Kalau Anda ingin dibiayai dari asuransi untuk melahirkan, saya lihat masih ada peluang itu. Yang saya lihat jelas tidak di-cover oleh asuransi adalah biaya aborsi dan KB saja. Artinya, melahirkan pun masih ada peluang dibiayai oleh asuransi di sini.

Jelasnya, lihat fasilitas ini di link ini:
http://www.health.govt.nz/new-zealand-health-system/publicly-funded-health-and-disability-services/pregnancy-services

Nama di Visa Berbeda dengan di Paspor

Ada pengalaman menarik di sini, yaitu ketika ada salah satu mahasiswa Indonesia tertahan lama di bandara Auckland hanya karena nama yang berbeda. Rupanya, yang bersangkutan telah mengubah namanya dari dua kata menjadi tiga kata di paspornya. Bagi yang pernah naik haji atau akan ke Saudi Arabia, pasti tahu adanya persyaratan khusus ini, di mana setiap orang harus mempunyai tiga kata pada namanya. Karena itu, biasanya kita mengubah nama di paspor menjadi tiga kata, walaupun awalnya di akte hanya ada satu atau dua kata terkait nama kita.
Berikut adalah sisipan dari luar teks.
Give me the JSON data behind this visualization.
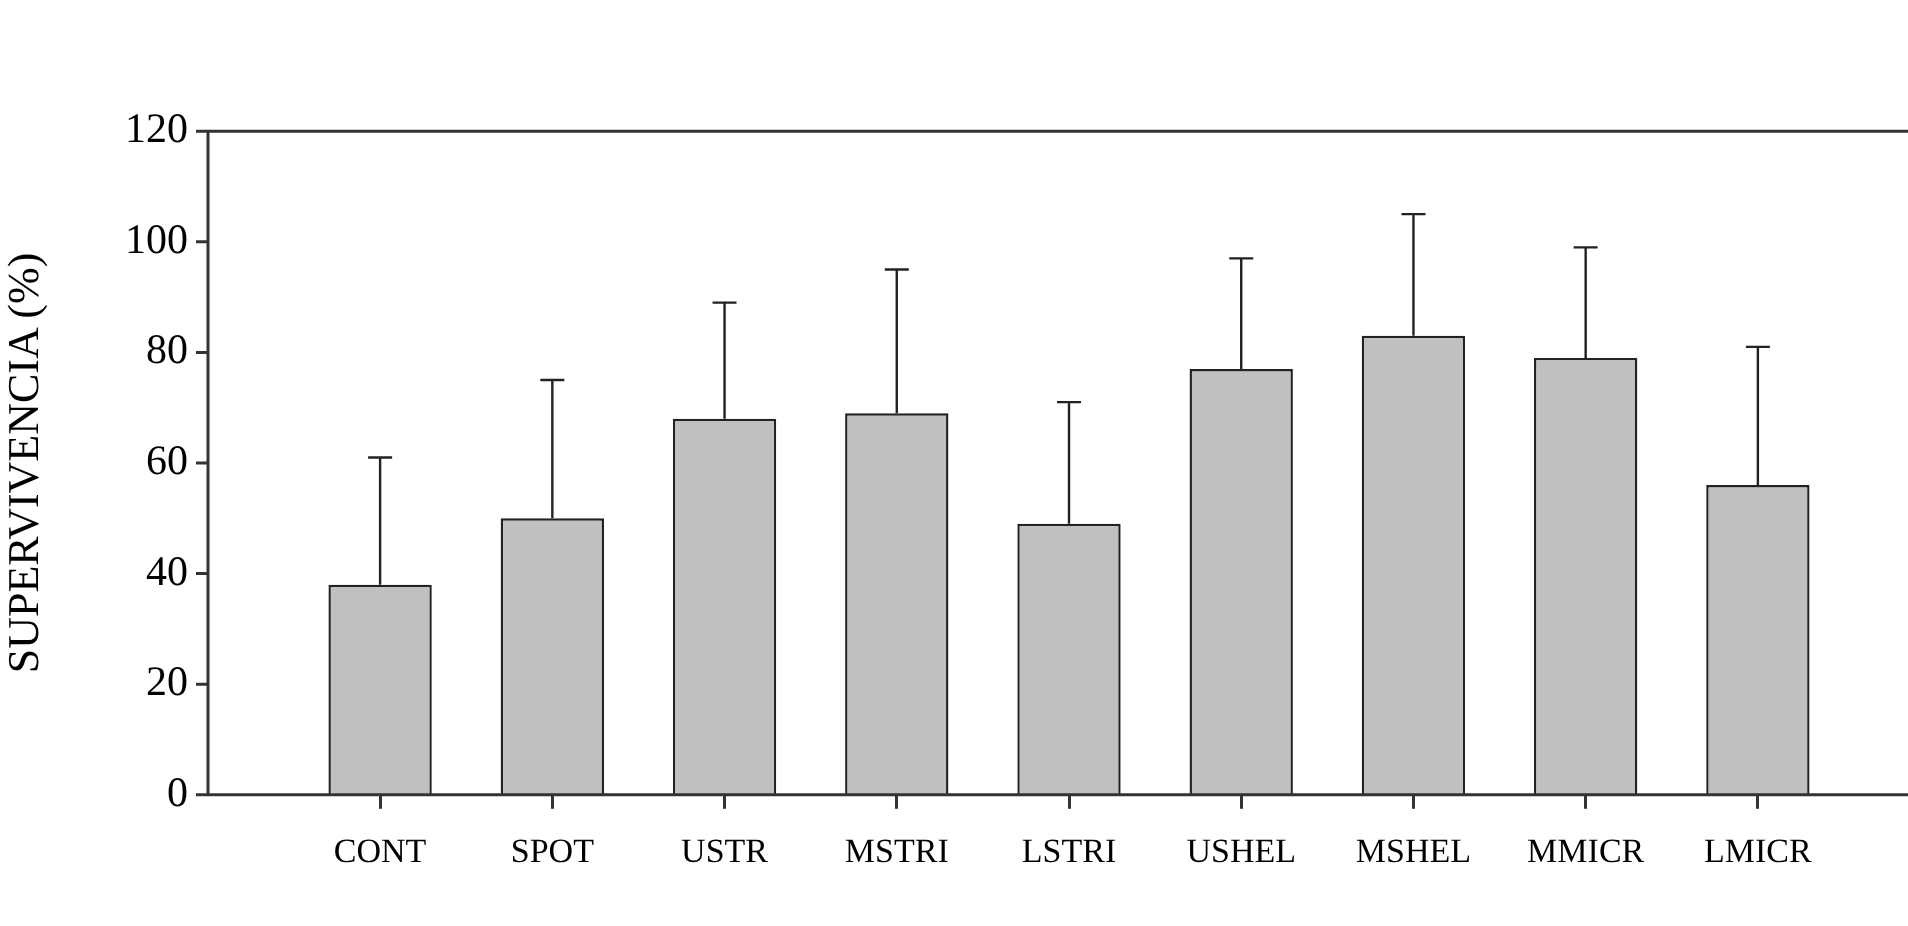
{
  "chart_data": {
    "type": "bar",
    "ylabel": "SUPERVIVENCIA (%)",
    "categories": [
      "CONT",
      "SPOT",
      "USTR",
      "MSTRI",
      "LSTRI",
      "USHEL",
      "MSHEL",
      "MMICR",
      "LMICR"
    ],
    "values": [
      38,
      50,
      68,
      69,
      49,
      77,
      83,
      79,
      56
    ],
    "errors": [
      [
        38,
        61
      ],
      [
        50,
        75
      ],
      [
        68,
        89
      ],
      [
        69,
        95
      ],
      [
        49,
        71
      ],
      [
        77,
        97
      ],
      [
        83,
        105
      ],
      [
        79,
        99
      ],
      [
        56,
        81
      ]
    ],
    "color": "#c0c0c0",
    "ylim": [
      0,
      120
    ],
    "yticks": [
      0,
      20,
      40,
      60,
      80,
      100,
      120
    ],
    "grid": false,
    "legend": false
  }
}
Masalahnya, ketika Anda mendaftar visa ke New Zealand, nama mana yang akan digunakan? Nama yang tiga kata itu atau nama sebelumnya? Nach, ini yang terjadi. Karena mahasiswa tadi menggunakan dua kata pada nama di visanya yang berbeda di paspornya, akhirnya proses pemeriksaan di bandaran Auckland menjadi lama bagi dirinya (menurut info dari salah satu anggota rombongan). Ini akibatnya tidak hanya merepotkan dirinya, tetapi juga rombongannya.

Akhirnya, rombongannya menjadi terganggu ketika tiba di kediaman yang dituju karena kebetulan menggunakan shuttle bus yang sama. Karena itu, Anda harus pastikan betul ketika mendaftar visa NZ nama Anda sudah menggunakan nama yang terakhir diubah, yaitu tiga kata itu. Jangan menggunakan nama sebelumnya.

Namun, dalam pandangan saya, kemungkinan lamanya proses tersebut bisa terjadi bukan sekedar karena nama yang berbeda, tetapi juga histori pernah ke mana saja negara yang dituju oleh pemegang paspor. Atau, si mahasiswa tidak bisa menjawab dengan jelas pertanyaan petugas imigrasi ketika dintrograsi.

Beberapa bulan sebelumnya, pernah ada seorang warga negara Indonesia yang ditolak masuk tanpa penjelasan. Jika tidak segera pulang membeli tiket pada kesempatan pertama, ia harus menginap di ruang penahanan kantor polisi (artinya ia akan mempunyai criminal record pernah ditahan di New Zealand). Untungnya, ada warga Indonesia yang berbaik hati segera membelikan tiket kembali dan warga negara Indonesia itu langsung kembali lagi ke Indonesia, tanpa lewat sama sekali dari kaca pemisah di bandara. Teman yang menjemput hanya bisa berkomunikasi lewat kaca.

Masing-masing lembaga pemberi beasiswa yang sedang gencar mendanai beasiswa ke luar negeri, seperti LPDP, perlu mengontak Kedubes New Zealand di Indonesia terkait hal ini. Kedubes bisa dimintakan bantuan untuk memberikan briefing pengurusan visa dan segala macamnya terkait ketibaan peserta, sebagaimana penerima NZAS. Ini akan sangat bermanfaat.